An Eswatini court has ruled that four men deported from the U.S. are entitled to meet with their lawyers [1].
The decision marks a critical legal turning point for a controversial third-country migration program that allows the U.S. to remove migrants to nations other than their own. The case highlights concerns over the legality of such agreements, and the human rights of detainees held in foreign facilities.
The men were deported in July 2025 [3] as part of a deal where Eswatini volunteered to receive migrants from the U.S. Since their arrival, they were held at a detention facility in Matsapha, located in central Eswatini [4]. For nine months, the men were denied access to legal counsel [2].
Lawyers are now challenging the legality of the U.S.–Eswatini arrangement, citing the conditions of the detention, and the lack of due process [5]. The court's ruling ends the nearly year-long isolation of the four men, allowing them to finally coordinate their legal defense against the deportation deal [1].
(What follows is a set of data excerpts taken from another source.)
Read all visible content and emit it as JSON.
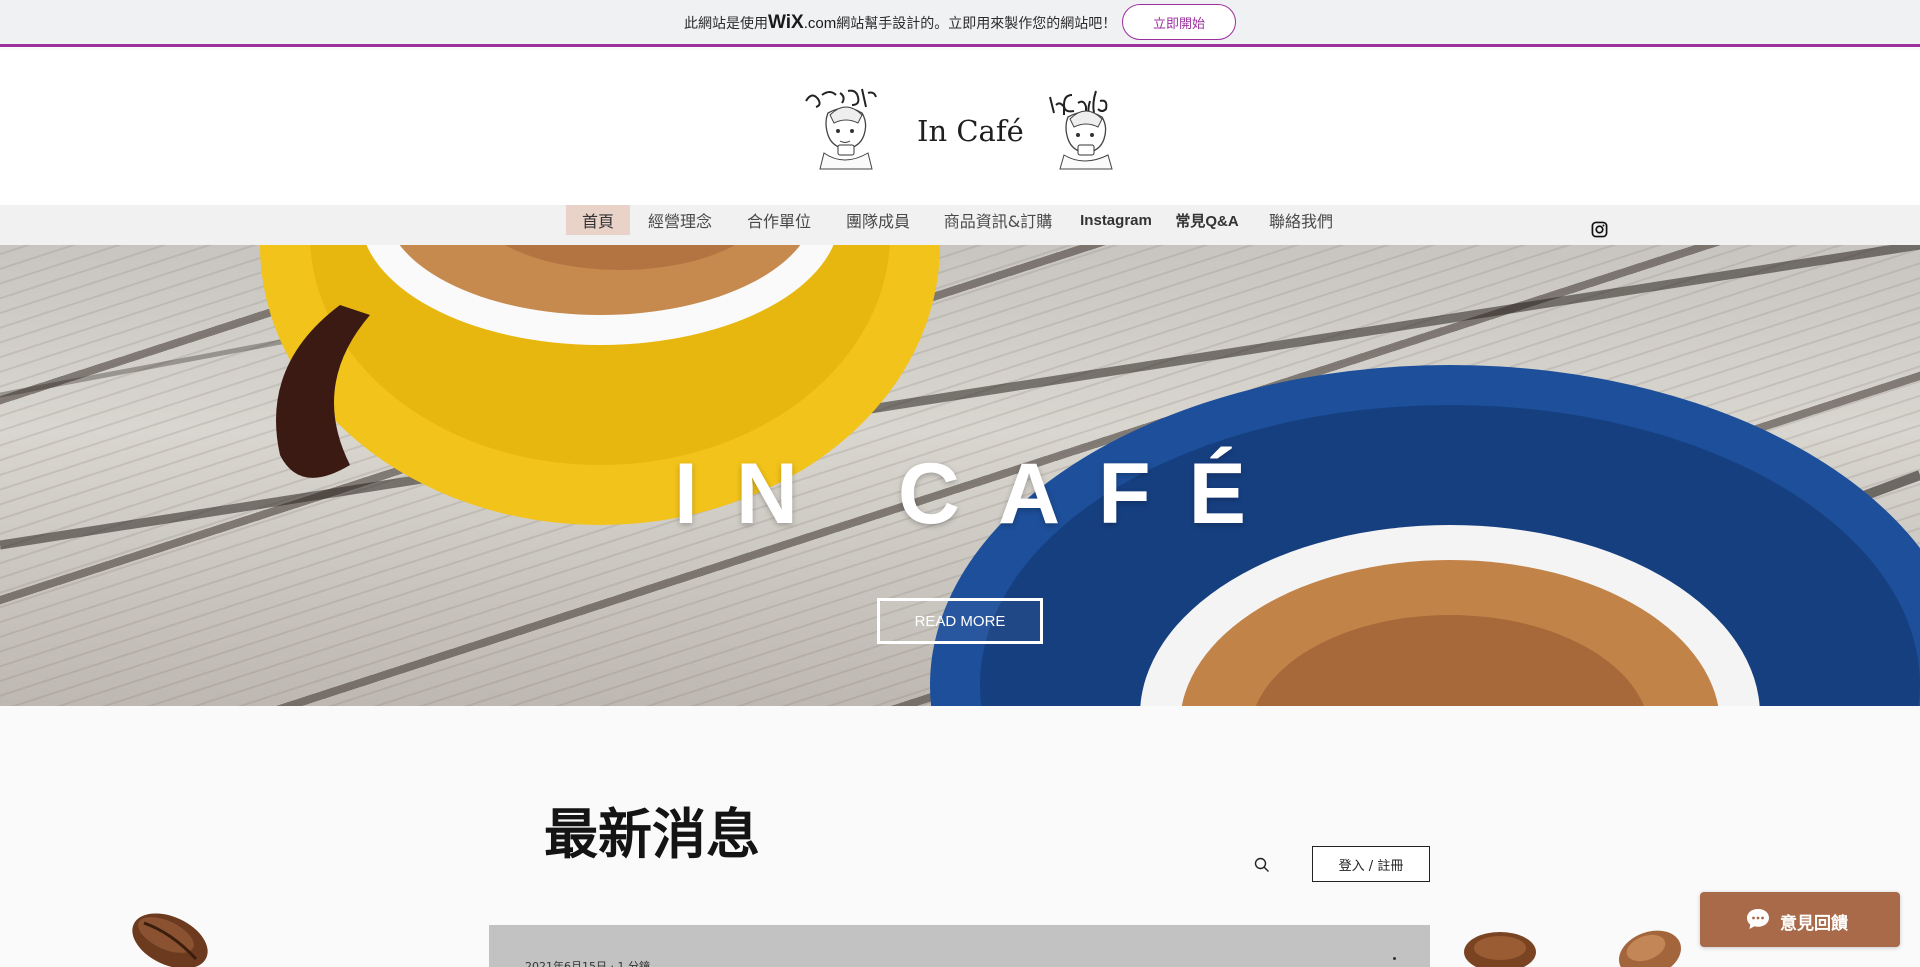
{
  "wix_banner": {
    "text_before": "此網站是使用",
    "wix_logo": "WiX",
    "dotcom": ".com",
    "text_after": "網站幫手設計的。立即用來製作您的網站吧！",
    "cta_label": "立即開始"
  },
  "header": {
    "site_title": "In Café"
  },
  "nav": {
    "items": [
      {
        "label": "首頁",
        "active": true
      },
      {
        "label": "經營理念"
      },
      {
        "label": "合作單位"
      },
      {
        "label": "團隊成員"
      },
      {
        "label": "商品資訊&訂購"
      },
      {
        "label": "Instagram"
      },
      {
        "label": "常見Q&A"
      },
      {
        "label": "聯絡我們"
      }
    ],
    "social_icon": "instagram-icon"
  },
  "hero": {
    "title": "IN CAFÉ",
    "button_label": "READ MORE"
  },
  "news": {
    "title": "最新消息",
    "login_label": "登入 / 註冊",
    "post": {
      "meta": "2021年6月15日 · 1 分鐘"
    }
  },
  "feedback": {
    "label": "意見回饋"
  },
  "colors": {
    "wix_accent": "#9b2f9e",
    "nav_active_bg": "#e9d3c8",
    "feedback_bg": "#a86a49",
    "saucer_yellow": "#f2c31a",
    "saucer_blue": "#1d4f9a"
  }
}
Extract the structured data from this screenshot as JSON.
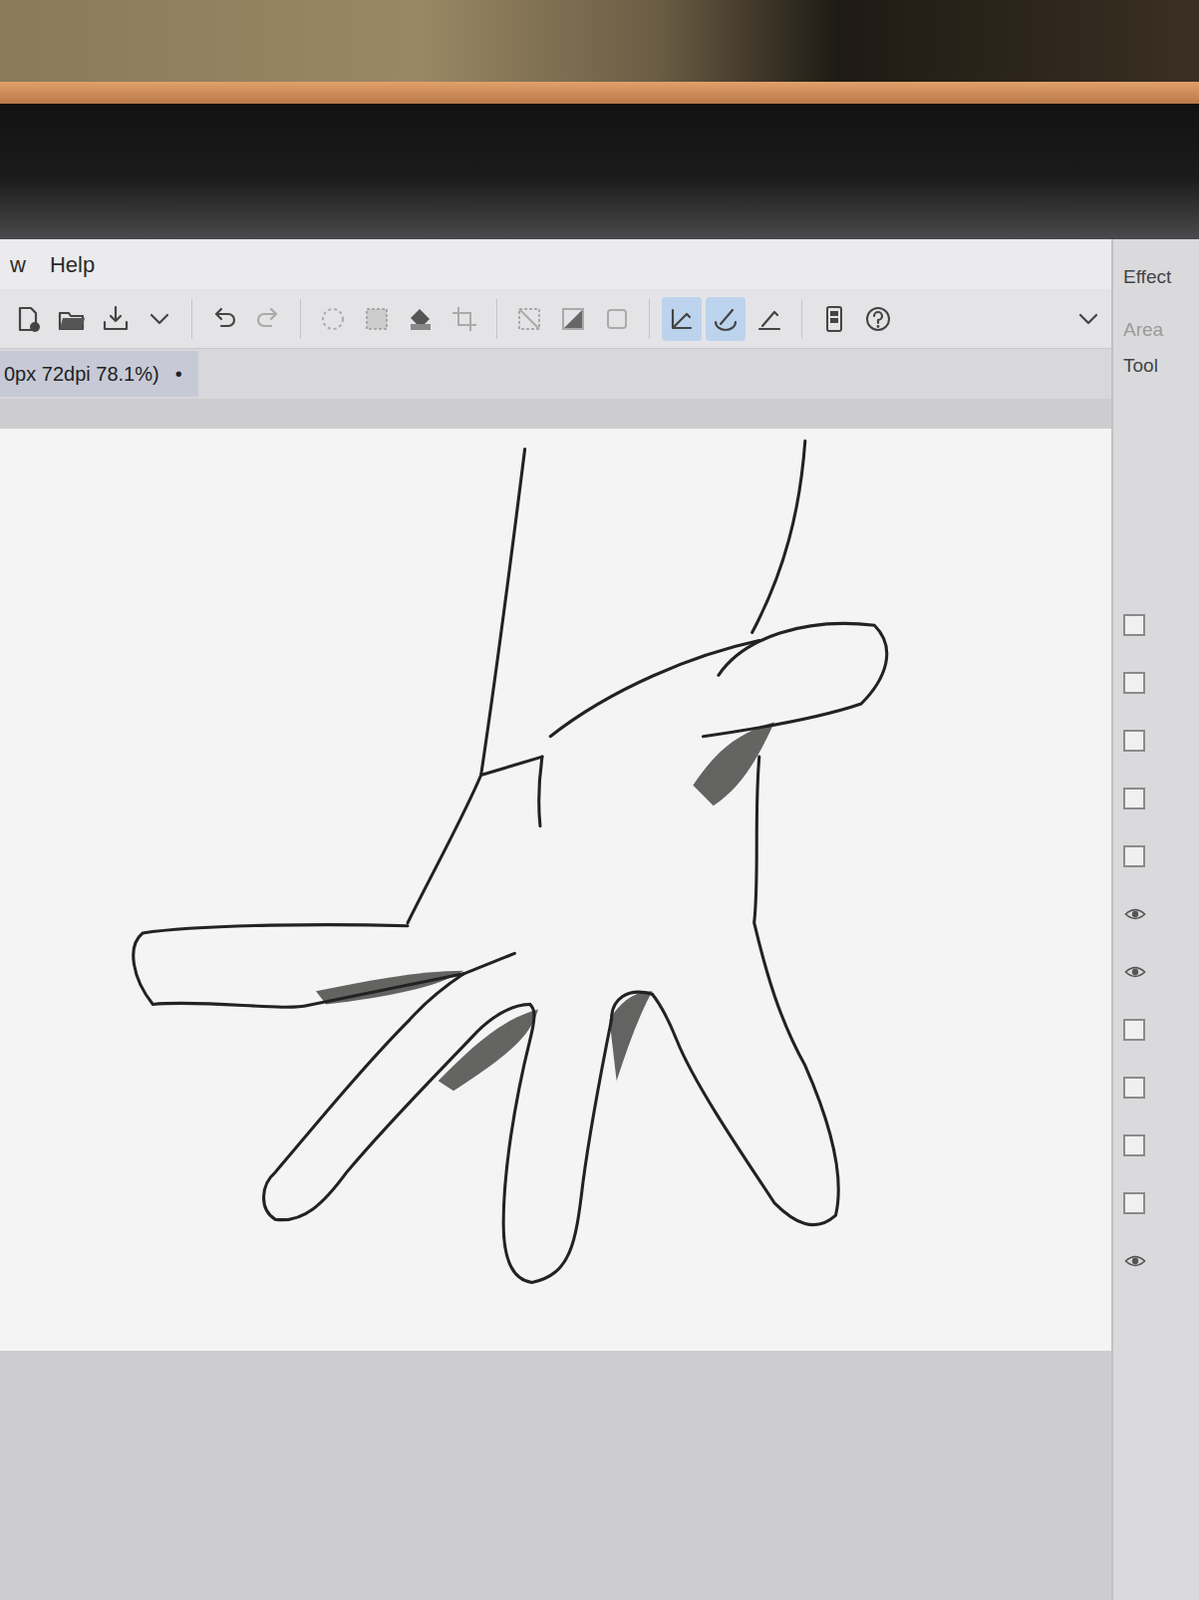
{
  "menu": [
    "w",
    "Help"
  ],
  "toolbar": [
    {
      "selected": false
    },
    {
      "selected": false
    },
    {
      "selected": false
    },
    {
      "selected": false
    },
    {
      "selected": false
    },
    {
      "selected": false
    },
    {
      "selected": false
    },
    {
      "selected": false
    },
    {
      "selected": false
    },
    {
      "selected": false
    },
    {
      "selected": false
    },
    {
      "selected": false
    },
    {
      "selected": false
    },
    {
      "selected": true
    },
    {
      "selected": true
    },
    {
      "selected": false
    },
    {
      "selected": false
    },
    {
      "selected": false
    }
  ],
  "document_tab": {
    "label": "0px 72dpi 78.1%)",
    "modified_mark": "•"
  },
  "side_panel": {
    "title": "Effect",
    "area_label": "Area",
    "tool_label": "Tool"
  },
  "layers": [
    {
      "visible": false
    },
    {
      "visible": false
    },
    {
      "visible": false
    },
    {
      "visible": false
    },
    {
      "visible": false
    },
    {
      "visible": true
    },
    {
      "visible": true
    },
    {
      "visible": false
    },
    {
      "visible": false
    },
    {
      "visible": false
    },
    {
      "visible": false
    },
    {
      "visible": true
    }
  ]
}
One of the affected men is a Cambodian national. According to his lawyer, the man is now being repatriated after spending five months in detention [6]. The other three men remain central to the ongoing legal battle over the validity of the third-country program.
The U.S. government has sought partnerships with African nations to implement this immigration policy, but the Eswatini experience has drawn scrutiny from legal advocates. The challenge focuses on whether the deal violates international standards of detention, and the right to a fair trial [5].
“Four men deported from the U.S. are entitled to meet with their lawyers.”
This ruling undermines the operational secrecy of third-country deportation deals by affirming that migrants do not lose their fundamental right to legal counsel when transferred to a partner nation. If the challenge to the U.S.–Eswatini deal succeeds, it could create a legal precedent that makes it more difficult for the U.S. to use similar agreements with other African nations to bypass standard deportation routes.